Luke escapes and after a day of freedom is recaptured and returned to the prison in leg irons, with the prison warden known as Captain telling him it's for his own good.
Captain, aptly played by one of filmdom's great character actors, Strother Martin, then cracks his whip and observes in one of the classic lines of dialogue from American film, "What we've got here is … failure to communicate."
Keep that image in your mind as we move now to the subject of Meridian's budget, particularly the ramifications of a proposed increase in water and sewer rates.
When he proposed a 28 percent increase over three years, Meridian Mayor John Robert Smith said it would be good for the city, bringing in more revenue to pay for needed system expansions, a coming round of more stringent federal water regulations, and to accommodate economic development and population growth.
About $790,000 from the water fund could be transferred into the city's general fund, tagged as "administrative costs." Once it gets to the general fund, that money could be used for any purpose and the wish list was long from police cars and fire trucks to asphalt for filling potholes and a city employee pay raise.
When the mayor's budget was formally presented to the city council, the mayor was out of town. Councilmen rejected it when they learned it already included the rate increase, which they had not voted on. They approved a city budget without the first year 10 percent increase in water rates, saying it was the first they'd heard about the increase.
The city's attorney called the council's action "irresponsible." Bond counsel and financial advisers reportedly told city officials they had to approve the increased rates in order to keep a good credit rating.
The mayor came back to town and said he would veto the budget the one without the water rate increase passed by the council. Behind-the-scenes negotiations over the budget continued through most of last week. A special council meeting on the budget was called for Monday. The city's new fiscal year starts Tuesday.
The comments about paying more for water being good for the city and, presumably, its residents, reminded me of Cool Hand Luke's line:
What we may have here is … failure to communicate.
Councilmen were insistent when they rejected the proposed increase in water rates that they had heard from their constituents and their constituents didn't want it. The mayor is just as insistent that the increase is necessary. Now, seems to me, they're all in something of a political bind, analogous to Luke being put in leg irons.

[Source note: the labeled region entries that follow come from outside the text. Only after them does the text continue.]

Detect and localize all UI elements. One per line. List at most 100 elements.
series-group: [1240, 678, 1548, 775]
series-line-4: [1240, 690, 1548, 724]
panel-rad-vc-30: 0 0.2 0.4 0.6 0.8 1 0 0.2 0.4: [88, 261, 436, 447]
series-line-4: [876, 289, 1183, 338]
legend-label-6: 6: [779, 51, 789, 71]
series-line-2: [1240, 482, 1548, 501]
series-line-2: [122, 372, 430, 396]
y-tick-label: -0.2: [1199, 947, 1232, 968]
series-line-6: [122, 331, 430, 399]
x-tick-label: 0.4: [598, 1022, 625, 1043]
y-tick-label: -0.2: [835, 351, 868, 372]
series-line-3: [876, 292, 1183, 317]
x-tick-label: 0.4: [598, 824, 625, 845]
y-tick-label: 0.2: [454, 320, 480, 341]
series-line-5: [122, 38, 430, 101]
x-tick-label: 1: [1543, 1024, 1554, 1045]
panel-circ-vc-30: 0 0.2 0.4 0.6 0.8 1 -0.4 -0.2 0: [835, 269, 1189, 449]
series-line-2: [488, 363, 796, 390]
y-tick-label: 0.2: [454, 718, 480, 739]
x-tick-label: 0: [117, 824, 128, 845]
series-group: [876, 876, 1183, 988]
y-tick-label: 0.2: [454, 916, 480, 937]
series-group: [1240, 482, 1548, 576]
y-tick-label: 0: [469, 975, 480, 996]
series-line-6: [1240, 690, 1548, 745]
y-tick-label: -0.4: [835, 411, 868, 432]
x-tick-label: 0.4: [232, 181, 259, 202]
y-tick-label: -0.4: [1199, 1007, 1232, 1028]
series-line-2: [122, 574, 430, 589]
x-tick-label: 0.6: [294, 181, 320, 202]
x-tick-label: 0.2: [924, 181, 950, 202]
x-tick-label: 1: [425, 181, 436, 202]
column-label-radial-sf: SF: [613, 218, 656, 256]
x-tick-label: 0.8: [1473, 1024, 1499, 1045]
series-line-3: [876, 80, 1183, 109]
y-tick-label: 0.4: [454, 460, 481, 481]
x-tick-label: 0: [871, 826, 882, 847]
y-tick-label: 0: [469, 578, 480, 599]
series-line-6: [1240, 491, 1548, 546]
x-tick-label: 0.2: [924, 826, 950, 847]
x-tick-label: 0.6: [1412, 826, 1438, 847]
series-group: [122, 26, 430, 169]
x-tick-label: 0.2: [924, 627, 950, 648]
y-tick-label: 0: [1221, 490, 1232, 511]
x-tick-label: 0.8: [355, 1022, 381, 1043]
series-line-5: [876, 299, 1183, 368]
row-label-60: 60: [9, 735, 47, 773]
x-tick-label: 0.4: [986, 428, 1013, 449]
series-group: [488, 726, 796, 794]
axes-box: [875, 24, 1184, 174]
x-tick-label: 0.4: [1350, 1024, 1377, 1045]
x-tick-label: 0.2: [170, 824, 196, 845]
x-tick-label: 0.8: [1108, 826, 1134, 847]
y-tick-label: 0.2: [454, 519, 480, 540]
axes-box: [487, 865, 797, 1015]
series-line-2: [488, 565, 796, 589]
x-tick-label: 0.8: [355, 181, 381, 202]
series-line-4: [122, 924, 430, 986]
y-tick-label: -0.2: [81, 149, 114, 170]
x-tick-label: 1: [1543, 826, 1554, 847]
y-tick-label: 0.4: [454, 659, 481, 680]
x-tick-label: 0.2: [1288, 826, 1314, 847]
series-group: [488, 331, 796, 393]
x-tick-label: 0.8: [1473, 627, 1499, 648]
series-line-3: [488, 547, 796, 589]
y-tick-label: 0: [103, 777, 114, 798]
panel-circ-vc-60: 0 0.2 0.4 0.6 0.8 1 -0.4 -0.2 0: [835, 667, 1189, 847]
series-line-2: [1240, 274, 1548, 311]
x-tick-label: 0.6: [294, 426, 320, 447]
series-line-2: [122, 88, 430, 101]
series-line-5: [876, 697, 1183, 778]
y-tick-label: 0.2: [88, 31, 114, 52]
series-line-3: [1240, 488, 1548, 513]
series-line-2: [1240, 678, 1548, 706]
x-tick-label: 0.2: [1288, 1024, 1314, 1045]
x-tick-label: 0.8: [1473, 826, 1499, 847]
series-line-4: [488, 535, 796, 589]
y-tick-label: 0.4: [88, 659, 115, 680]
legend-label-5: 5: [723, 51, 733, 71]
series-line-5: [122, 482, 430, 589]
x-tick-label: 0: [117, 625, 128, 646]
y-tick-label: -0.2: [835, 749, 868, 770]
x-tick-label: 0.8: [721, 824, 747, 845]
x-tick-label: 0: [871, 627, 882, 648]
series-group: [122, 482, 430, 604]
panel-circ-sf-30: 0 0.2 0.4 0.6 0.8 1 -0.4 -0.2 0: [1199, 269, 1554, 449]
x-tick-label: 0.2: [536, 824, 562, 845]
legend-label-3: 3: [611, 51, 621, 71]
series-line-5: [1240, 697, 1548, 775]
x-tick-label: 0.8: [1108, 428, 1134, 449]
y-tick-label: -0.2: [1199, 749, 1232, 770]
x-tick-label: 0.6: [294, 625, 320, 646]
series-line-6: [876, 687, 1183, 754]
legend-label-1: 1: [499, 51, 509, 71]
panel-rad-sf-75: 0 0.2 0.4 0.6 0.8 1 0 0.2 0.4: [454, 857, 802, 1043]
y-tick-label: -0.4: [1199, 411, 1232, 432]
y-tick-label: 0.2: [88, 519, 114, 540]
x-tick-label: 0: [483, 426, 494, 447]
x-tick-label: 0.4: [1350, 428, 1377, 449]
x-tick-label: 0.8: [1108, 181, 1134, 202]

The political undertones, dissension and the who-knew-what-when mentality seems very confusing, leaving many members of the public to wonder just who and what to believe.
All of this could have been avoided with just a little more open communication among the people elected to run city government. All of the players need to be aware of all of the details.
Wouldn't it be great if, instead of a "failure to communicate," the mayor and council had worked together to adopt a realistic budget and then hailed it as a successful, communicative, collaborative effort that would move Meridian forward in the year ahead.